Una donna-scrittrice in Tribuna Posillipo

– di Mimmo Carratelli

Nel libro “Oj vita mia”, edito da CentoAutori, le note di Ilaria Puglia fanno rivivere il campionato del terzo posto del Napoli in maniera originale e vibrante. Sembra di essere ancora allo stadio. Cronache minimaliste che riportano tutti i curiosi dettagli che precedono e accompagnano le partite. L’emozione della “prima volta” in cui l’inno della Champions League e risuonato al San Paolo e sessantamila tifosi l’hanno cantato in coro come non è mai successo in nessun altro stadio d’Europa.

Passeggiavo con Vinicio in via Rossini guardando il “Collana” e ricordando quand’era il vecchio stadio vomerese dove il “leone” debutto nel 1955 segnando in 40 secondi il suo primo gol col Napoli (al Torino). Da un balcone aperto al sole di una splendida giornata usci un canto. Oj vita, oj vita mia. Questo inno azzurro nacque, spontaneo e vibrante, una domenica di dicembre del 1975 proprio per l’irriducibile squadra di Vinicio che vinse all’Olimpico sulla Lazio (1-0) con un gol di Boccolini, fedele scudiero del “leone”. Nello stadio romano c’erano trentamila napoletani!

Chi cantava in via Rossini? Non poteva che essere Ilaria Puglia che abita vicino allo stadio, ha globuli azzurri e sul sito de “Il napolista” ha scritto l’anno scorso emozionanti note sulle partite del Napoli mentre la squadra di Mazzarri contendeva al Milan lo scudetto finendo poi splendidamente terza.

A Ilaria, leggendo le sue emozioni sul sito, dissi: ma perche non le raccogli in un libro, saranno uno splendido ricordo di questa annata che ci ha portati in Champions. Facciamolo insieme, lei disse. Mi piacciono le persone entusiaste e positive. Ilaria e una di queste. Aggiungiamoci il tifo di cuore e di pancia per il Napoli ed ecco una donna perfetta.

Sono abbastanza vecchio e godo, senza invidia, se leggo chi scrive creando emozioni, come fa Ilaria. Sono felice se nel mio mestiere incontro chi sa arrivare al cuore del lettore. Saro un giornalista romantico, ma ho proprio pensato che fosse questo l’obiettivo del mio mestiere. Il calcio, ma tutto lo sport, consente di “scrivere” emozioni.

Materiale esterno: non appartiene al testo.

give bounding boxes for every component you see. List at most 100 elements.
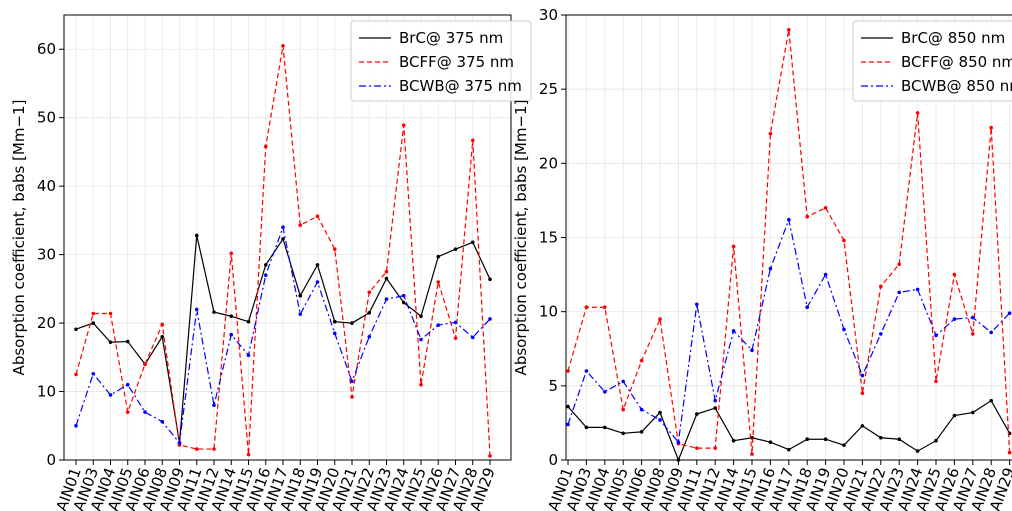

Ilaria lo fa benissimo dal suo punto di osservazione in Tribuna Posillipo, con slancio e spontaneita. La sua e la partita “vista” da chi ci soffre e gioisce coinvolgendo se stessa, il suo entourage familiare e la cerchia degli amici in un appassionato “dialogo” al quale il match da gli spunti essenziali, ma poi le note di Ilaria sono tutte un vibrare di sentimenti, invocazioni, gridolini di delusione, urli e imprecazioni: la vita vera del tifoso e dell’appassionato di calcio. Un “commento dal vivo” spesso piu vero e incisivo delle nostre cronache di mestieranti.

Il giornalismo e molto cambiato, travolto dalla tempesta e dalla velocita delle informazioni. Tranne “isole felici”, il gusto per la scrittura si e un po’ perso. I miei tempi, in redazione, erano piu lenti e potevi “curare” meglio il mestiere e affinarlo. Lo sport, poi, consentiva, e consente, di “volare” liberamente. Il segreto di una buona riuscita e amare la scrittura piu dello sport, altrimenti si diventa giornalisti-tecnici troppo legati alle strategie di gioco e ai “fondamentali”. Gli “esperti” difficilmente trasmettono emozioni. Non solo nelle cronache sportive.

Ho girato molte redazioni, da Napoli a Milano, Roma e Bologna, e ho sempre cercato di creare atmosfere di entusiasmo e di simpatia, la premessa essenziale per essere giornalisti col cuore franco e l’anima palpitante. Ho fatto il tirocinio in cronaca, la base essenziale per imparare il mestiere, subito a contatto della realta da tradurre in stesure veloci, stringate e precise. Solo un buon cronista potra poi diventare un resocontista specializzato nello sport, nella cultura, negli spettacoli, negli esteri e via dicendo. Ho avuto una buona scuola e non ho mai mollato la presa. Ai miei tempi gli anziani “crescevano” i piu giovani, ne correggevano i difetti, ne esaltavano l’entusiasmo. Si veniva su buoni giornalisti, ma anche persone ben “costruite”. Ancora oggi sono in ansia per la buona riuscita del “pezzo”. E’ come se fosse sempre la prima volta. Questo e un altro “segreto” per non lasciarsi andare e finire nel tran-tran che diventa sciatteria. Niente e mai scontato e si ricomincia sempre daccapo, giorno dopo giorno. Quello che hai gia fatto non deve contare. L’emozione e l’impegno devono essere sempre al massimo. Gli esami non finiscono mai nel mio mestiere e i lettori, oggi piu di ieri, sono smaliziati e non si fanno ingannare. Capiscono anche i “trucchi” per portarli dove vuoi, ma li accettano se sai usarli. Il libro scritto con Ilaria Puglia parte dall’emozione per l’inno della Champions League, scritto da Tony Britten nel 1992, che per la prima volta e risuonato a Fuorigrotta accompagnando il Napoli sulla massima ribalta europea. Non succedeva di giocare nel torneo continentale dai tempi di Maradona e ai tempi del pibe l’inno non esisteva. Al San Paolo e poi successo che tutto il pubblico lo cantasse, nella partita contro il Bayern, e questo non e mai accaduto in nessuno stadio d’Europa, solo a Napoli, perche i tifosi azzurri sono molto speciali e sanno inventarsi straordinarie emozioni.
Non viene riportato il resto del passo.